Criminals have always sought ways around the KYC process, but technology and the rise of digital banking have made it far easier to launder money. This is why advanced technology is needed today to not only confirm the identity of a customer but regularly verify that identity when transactions are a large size or suspicious nature are made. To this end, many nations and controlling bodies are updating their KYC regulations in the 21st century.
KYC Regulations Revamped
From the European Union to Mexico, KYC and AML regulations are the targets of serious revisions to include evolving technologies, from smartphones to blockchain, as part of the KYC process. Today, financial institutions are required to not only verify the identity of a customer when they open an account, but also maintain detailed records of that customer’s activities, question suspicious transactions, use out-of-band mechanisms to authenticate the customer, and, when in doubt, report problems to the relevant regulatory body.
It’s also essential to remember that your organization isn’t only affected by the regulations where it’s located. You also need to comply with the regulations of where your customers are. This means US businesses with German customers need to comply with GDPR, UK firms with US customers have to comply with the OFAC, and so on.
Of course, all of this has to occur in a way that doesn’t interfere with the customer experience, particularly if they aren’t doing anything wrong.
Simplifying Identity Verification in KYC
For modern banks, the majority of their customers, if not all, will have a smartphone. This provides a particularly useful tool in KYC. Many banks currently send a push notification to a customer when calling customer support to verify they are who they claim to be, but this only goes so far. Customer identification procedures need to be as fool-proof as they can be to avoid being bypassed. A basic paper or digital check using a code or an official ID provides a baseline, but it also creates a pressure to be able to verify the authenticity of that ID or code. This creates a cycle of proving identity that needs to be simplified.
Many banks are beginning to turn to biometrics as a way to verify the identity of their customers, but this presents another obstacle – enrollment.
Identity and Enrolling Biometrics
In order to utilize biometric authentication to confirm customer identity as part of the KYC process, one of two scenarios is necessary.
- You have a government biometric database to compare captured fingerprints against.
- You capture the customer’s biometrics upon account creation, after verifying their identity, and use them for future authentications.
Both of these scenarios provide a significantly improved user experience than traditional KYC methods but require significant setup on your part to integrate them.

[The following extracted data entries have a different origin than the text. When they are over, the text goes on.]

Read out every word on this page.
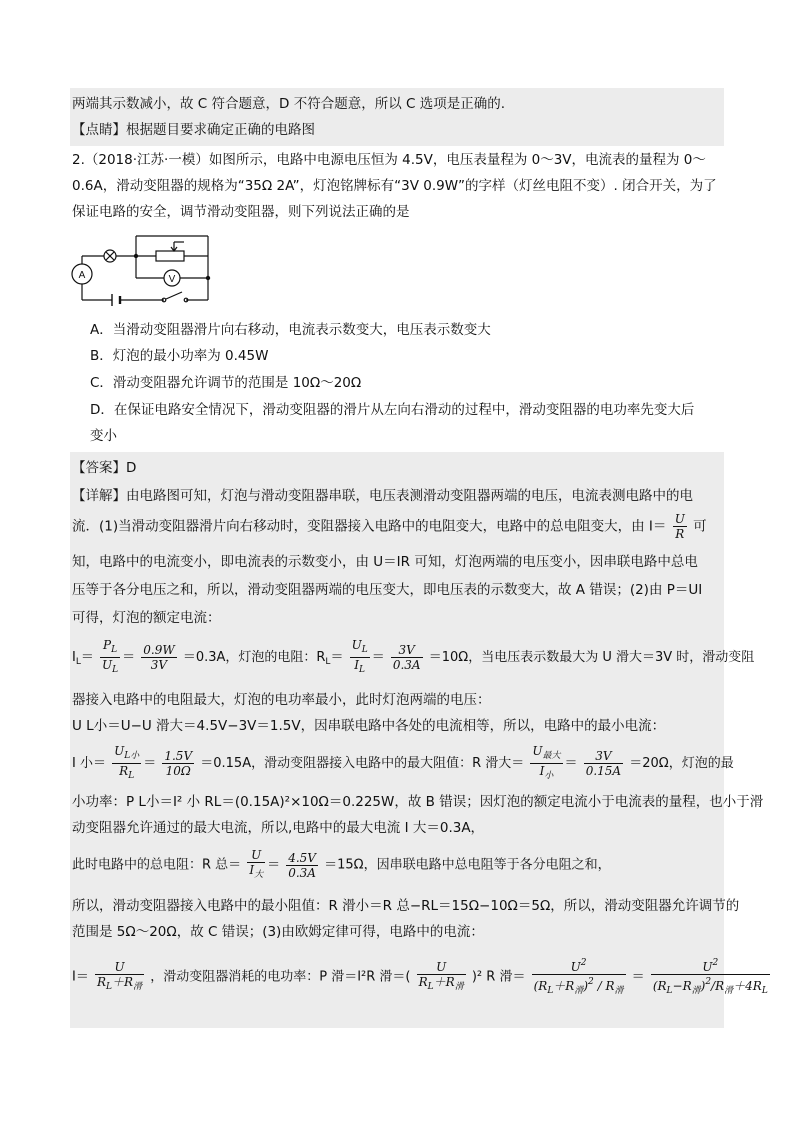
两端其示数减小，故 C 符合题意，D 不符合题意，所以 C 选项是正确的.
【点睛】根据题目要求确定正确的电路图
2.（2018·江苏·一模）如图所示，电路中电源电压恒为 4.5V，电压表量程为 0～3V，电流表的量程为 0～
0.6A，滑动变阻器的规格为“35Ω 2A”，灯泡铭牌标有“3V 0.9W”的字样（灯丝电阻不变）. 闭合开关，为了
保证电路的安全，调节滑动变阻器，则下列说法正确的是
A	V
A．当滑动变阻器滑片向右移动，电流表示数变大，电压表示数变大
B．灯泡的最小功率为 0.45W
C．滑动变阻器允许调节的范围是 10Ω～20Ω
D．在保证电路安全情况下，滑动变阻器的滑片从左向右滑动的过程中，滑动变阻器的电功率先变大后
变小
【答案】D
【详解】由电路图可知，灯泡与滑动变阻器串联，电压表测滑动变阻器两端的电压，电流表测电路中的电
流．(1)当滑动变阻器滑片向右移动时，变阻器接入电路中的电阻变大，电路中的总电阻变大，由 $I= \frac{U}{R}$ 可
知，电路中的电流变小，即电流表的示数变小，由 U＝IR 可知，灯泡两端的电压变小，因串联电路中总电
压等于各分电压之和，所以，滑动变阻器两端的电压变大，即电压表的示数变大，故 A 错误；(2)由 P＝UI
可得，灯泡的额定电流：
$I_L= \frac{P_L}{U_L} = \frac{0.9W}{3V} =0.3A$，灯泡的电阻：$R_L= \frac{U_L}{I_L} = \frac{3V}{0.3A} =10\Omega$，当电压表示数最大为 U 滑大＝3V 时，滑动变阻
器接入电路中的电阻最大，灯泡的电功率最小，此时灯泡两端的电压：
U L小＝U−U 滑大＝4.5V−3V＝1.5V，因串联电路中各处的电流相等，所以，电路中的最小电流：
I 小＝ $\frac{U_{L小}}{R_L} = \frac{1.5V}{10\Omega} =0.15A$，滑动变阻器接入电路中的最大阻值：R 滑大＝ $\frac{U_{最大}}{I_小} = \frac{3V}{0.15A} =20\Omega$，灯泡的最
小功率：P L小＝I² 小 RL＝(0.15A)²×10Ω＝0.225W，故 B 错误；因灯泡的额定电流小于电流表的量程，也小于滑
动变阻器允许通过的最大电流，所以,电路中的最大电流 I 大＝0.3A，
此时电路中的总电阻：R 总＝ $\frac{U}{I_大} = \frac{4.5V}{0.3A} =15\Omega$，因串联电路中总电阻等于各分电阻之和，
所以，滑动变阻器接入电路中的最小阻值：R 滑小＝R 总−RL＝15Ω−10Ω＝5Ω，所以，滑动变阻器允许调节的
范围是 5Ω～20Ω，故 C 错误；(3)由欧姆定律可得，电路中的电流：
$I= \frac{U}{R_L+R_滑}$ ，滑动变阻器消耗的电功率：P 滑＝I²R 滑＝( $\frac{U}{R_L+R_滑} )^2$ R 滑＝ $\frac{U^2}{(R_L+R_滑)^2 / R_滑} = \frac{U^2}{(R_L-R_滑)^2/R_滑+4R_L}$
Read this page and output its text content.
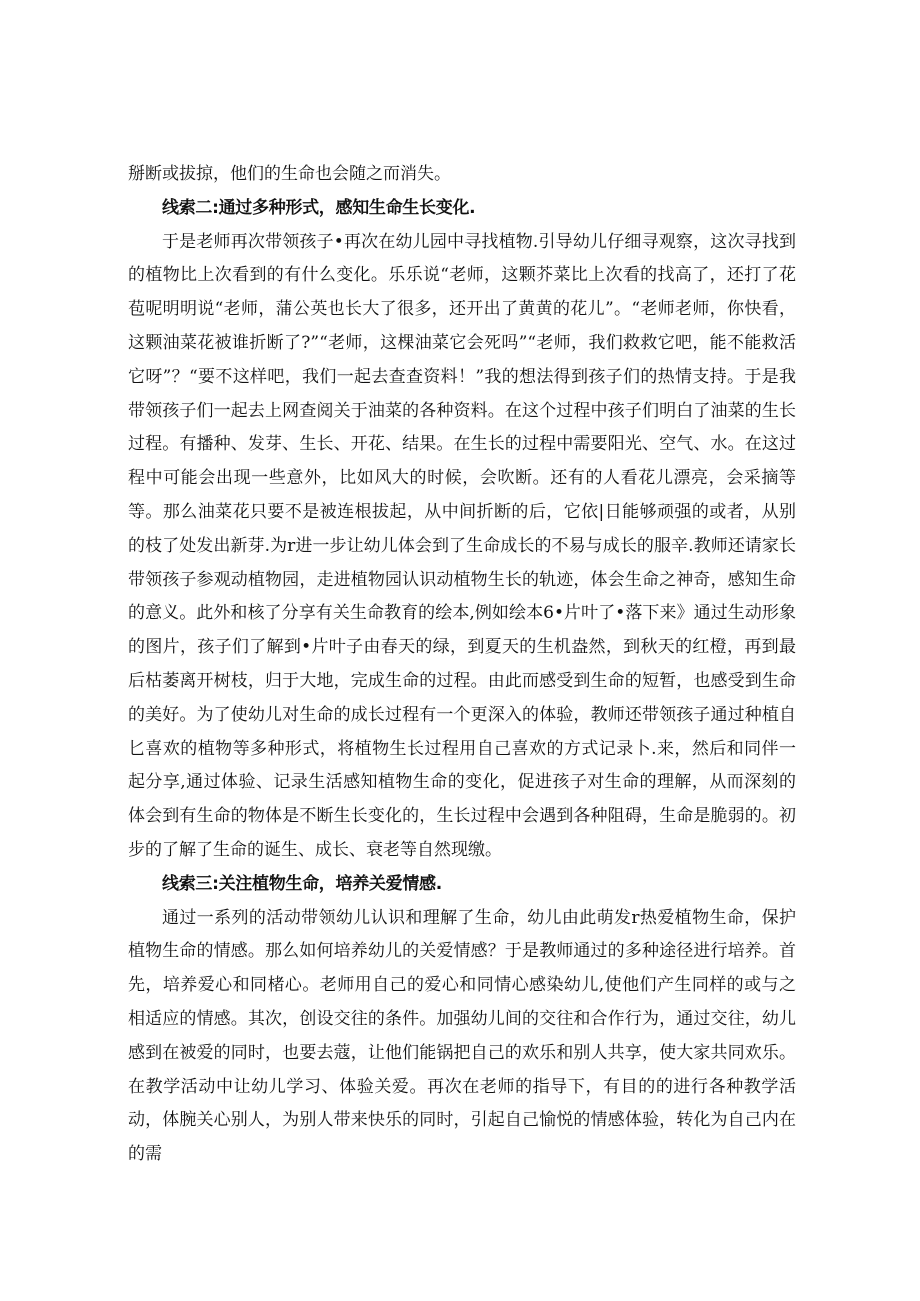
掰断或拔掠，他们的生命也会随之而消失。

线索二:通过多种形式，感知生命生长变化.

于是老师再次带领孩子•再次在幼儿园中寻找植物.引导幼儿仔细寻观察，这次寻找到的植物比上次看到的有什么变化。乐乐说“老师，这颗芥菜比上次看的找高了，还打了花苞呢明明说“老师，蒲公英也长大了很多，还开出了黄黄的花儿”。“老师老师，你快看，这颗油菜花被谁折断了?”“老师，这棵油菜它会死吗”“老师，我们救救它吧，能不能救活它呀”？“要不这样吧，我们一起去查查资料！”我的想法得到孩子们的热情支持。于是我带领孩子们一起去上网查阅关于油菜的各种资料。在这个过程中孩子们明白了油菜的生长过程。有播种、发芽、生长、开花、结果。在生长的过程中需要阳光、空气、水。在这过程中可能会出现一些意外，比如风大的时候，会吹断。还有的人看花儿漂亮，会采摘等等。那么油菜花只要不是被连根拔起，从中间折断的后，它依|日能够顽强的或者，从别的枝了处发出新芽.为r进一步让幼儿体会到了生命成长的不易与成长的服辛.教师还请家长带领孩子参观动植物园，走进植物园认识动植物生长的轨迹，体会生命之神奇，感知生命的意义。此外和核了分享有关生命教育的绘本,例如绘本6•片叶了•落下来》通过生动形象的图片，孩子们了解到•片叶子由春天的绿，到夏天的生机盎然，到秋天的红橙，再到最后枯萎离开树枝，归于大地，完成生命的过程。由此而感受到生命的短暂，也感受到生命的美好。为了使幼儿对生命的成长过程有一个更深入的体验，教师还带领孩子通过种植自匕喜欢的植物等多种形式，将植物生长过程用自己喜欢的方式记录卜.来，然后和同伴一起分享,通过体验、记录生活感知植物生命的变化，促进孩子对生命的理解，从而深刻的体会到有生命的物体是不断生长变化的，生长过程中会遇到各种阻碍，生命是脆弱的。初步的了解了生命的诞生、成长、衰老等自然现缴。

线索三:关注植物生命，培养关爱情感.

通过一系列的活动带领幼儿认识和理解了生命，幼儿由此萌发r热爱植物生命，保护植物生命的情感。那么如何培养幼儿的关爱情感？于是教师通过的多种途径进行培养。首先，培养爱心和同楮心。老师用自己的爱心和同情心感染幼儿,使他们产生同样的或与之相适应的情感。其次，创设交往的条件。加强幼儿间的交往和合作行为，通过交往，幼儿感到在被爱的同时，也要去蔻，让他们能锅把自己的欢乐和别人共享，使大家共同欢乐。在教学活动中让幼儿学习、体验关爱。再次在老师的指导下，有目的的进行各种教学活动，体腕关心别人，为别人带来快乐的同时，引起自己愉悦的情感体验，转化为自己内在的需
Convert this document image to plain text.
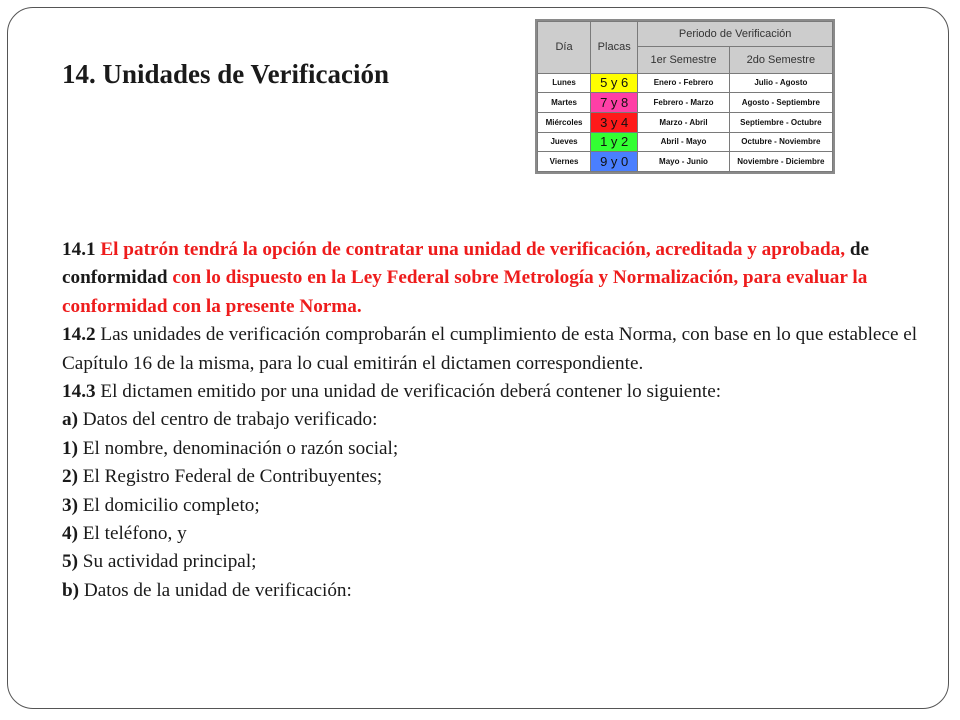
14. Unidades de Verificación
Día	Placas	Periodo de Verificación	
		1er Semestre	2do Semestre
Lunes	5 y 6	Enero - Febrero	Julio - Agosto
Martes	7 y 8	Febrero - Marzo	Agosto - Septiembre
Miércoles	3 y 4	Marzo - Abril	Septiembre - Octubre
Jueves	1 y 2	Abril - Mayo	Octubre - Noviembre
Viernes	9 y 0	Mayo - Junio	Noviembre - Diciembre

14.1 El patrón tendrá la opción de contratar una unidad de verificación, acreditada y aprobada, de conformidad con lo dispuesto en la Ley Federal sobre Metrología y Normalización, para evaluar la conformidad con la presente Norma.

14.2 Las unidades de verificación comprobarán el cumplimiento de esta Norma, con base en lo que establece el Capítulo 16 de la misma, para lo cual emitirán el dictamen correspondiente.

14.3 El dictamen emitido por una unidad de verificación deberá contener lo siguiente:

a) Datos del centro de trabajo verificado:

1) El nombre, denominación o razón social;

2) El Registro Federal de Contribuyentes;

3) El domicilio completo;

4) El teléfono, y

5) Su actividad principal;

b) Datos de la unidad de verificación:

Capturing fingerprint data during customer onboarding, either to match against a federal database or to match against later on for transaction authentication, can simplify KYC, but can also be costly. On the other hand, it provides additional identity verification beyond a paper ID or other form of authentication. If you’re matching against an existing database, you’ll need a solution that can export the data to the same format. If you’re creating a database, you’ll need a cost-effective way to capture and securely store the data for matching later.
Ultimately, a mobile-based biometric system, like Veridium’s 4 Fingers TouchlessID, provides the tools necessary to deploy biometric identity verification and authentication for any bank or organization looking to improve its KYC processes. Just remember that biometric authentication alone doesn’t provide KYC, it needs to be integrated with your existing KYC systems and optimized using one of the above scenarios.